Oh Min-A, Choi Suyong, Lee Mi Ji, Choi Moon-Chang, Lee Sin-Ae, Ko Wonil, Cance William G, Oh Eok-Soo, Buday Laszlo, Kim Sung-Hoon, Lee Jung Weon
Cancer Research Institute, Cell Dynamics Research Center, Department of Tumor Biology, College of Medicine, Seoul National University, 101, Daehangro, Jongno-gu, Seoul 110-799, Republic of Korea.
Biochim Biophys Acta. 2009 May;1793(5):781-91. doi: 10.1016/j.bbamcr.2009.01.015. Epub 2009 Feb 5.

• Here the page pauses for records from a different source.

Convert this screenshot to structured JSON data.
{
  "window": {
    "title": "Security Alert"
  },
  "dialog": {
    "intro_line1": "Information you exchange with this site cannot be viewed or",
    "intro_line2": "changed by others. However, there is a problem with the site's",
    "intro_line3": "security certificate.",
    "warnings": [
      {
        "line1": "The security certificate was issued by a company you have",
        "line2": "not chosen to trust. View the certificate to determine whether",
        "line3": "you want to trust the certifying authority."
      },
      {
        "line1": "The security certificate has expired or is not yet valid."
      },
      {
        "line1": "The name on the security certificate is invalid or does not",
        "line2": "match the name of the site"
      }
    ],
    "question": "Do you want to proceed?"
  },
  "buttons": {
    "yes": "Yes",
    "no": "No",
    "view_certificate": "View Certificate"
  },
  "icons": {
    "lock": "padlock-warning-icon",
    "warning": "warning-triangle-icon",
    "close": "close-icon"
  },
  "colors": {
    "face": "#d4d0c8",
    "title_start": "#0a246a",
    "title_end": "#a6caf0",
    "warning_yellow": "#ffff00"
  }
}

Cell adhesion to the extracellular matrix (ECM) can activate signaling via focal adhesion kinase (FAK) leading to dynamic regulation of cellular morphology. Mechanistic basis for the lack of effective intracellular signaling by non-attached epithelial cells is poorly understood. To examine whether signaling in suspended cells is regulated by Fer cytoplasmic tyrosine kinase, we investigated the effect of ectopic Fer expression on signaling in suspended or adherent hepatocytes. We found that ectopic Fer expression in Huh7 hepatocytes in suspension or on non-permissive poly-lysine caused significant phosphorylation of FAK Tyr577, Tyr861, or Tyr925, but not Tyr397 or Tyr576. Fer-mediated FAK phosphorylation in suspended cells was independent of c-Src activity or growth factor stimulation, but dependent of cortactin expression. Consistent with these results, complex formation between FAK, Fer, and cortactin was observed in suspended cells. The Fer-mediated effect correlated with multiple membrane protrusions, even on poly-lysine. Together, these observations suggest that Fer may allow a bypass of anchorage-dependency for intracellular signal transduction in hepatocytes.
细胞与细胞外基质(ECM)的黏附可通过黏着斑激酶(FAK)激活信号传导,从而导致细胞形态的动态调节。对于未附着的上皮细胞缺乏有效细胞内信号传导的机制基础,人们了解甚少。为了研究悬浮细胞中的信号传导是否受Fer细胞质酪氨酸激酶调节,我们研究了异位表达Fer对悬浮或贴壁肝细胞中信号传导的影响。我们发现,在悬浮的或在非允许性聚赖氨酸上的Huh7肝细胞中异位表达Fer会导致FAK的Tyr577、Tyr861或Tyr925发生显著磷酸化,但不会导致Tyr397或Tyr576磷酸化。悬浮细胞中Fer介导的FAK磷酸化与c-Src活性或生长因子刺激无关,但依赖于皮层肌动蛋白的表达。与这些结果一致,在悬浮细胞中观察到了FAK、Fer和皮层肌动蛋白之间的复合物形成。即使在聚赖氨酸上,Fer介导的效应也与多个膜突出相关。总之,这些观察结果表明,Fer可能允许肝细胞在细胞内信号转导中绕过对锚定的依赖性。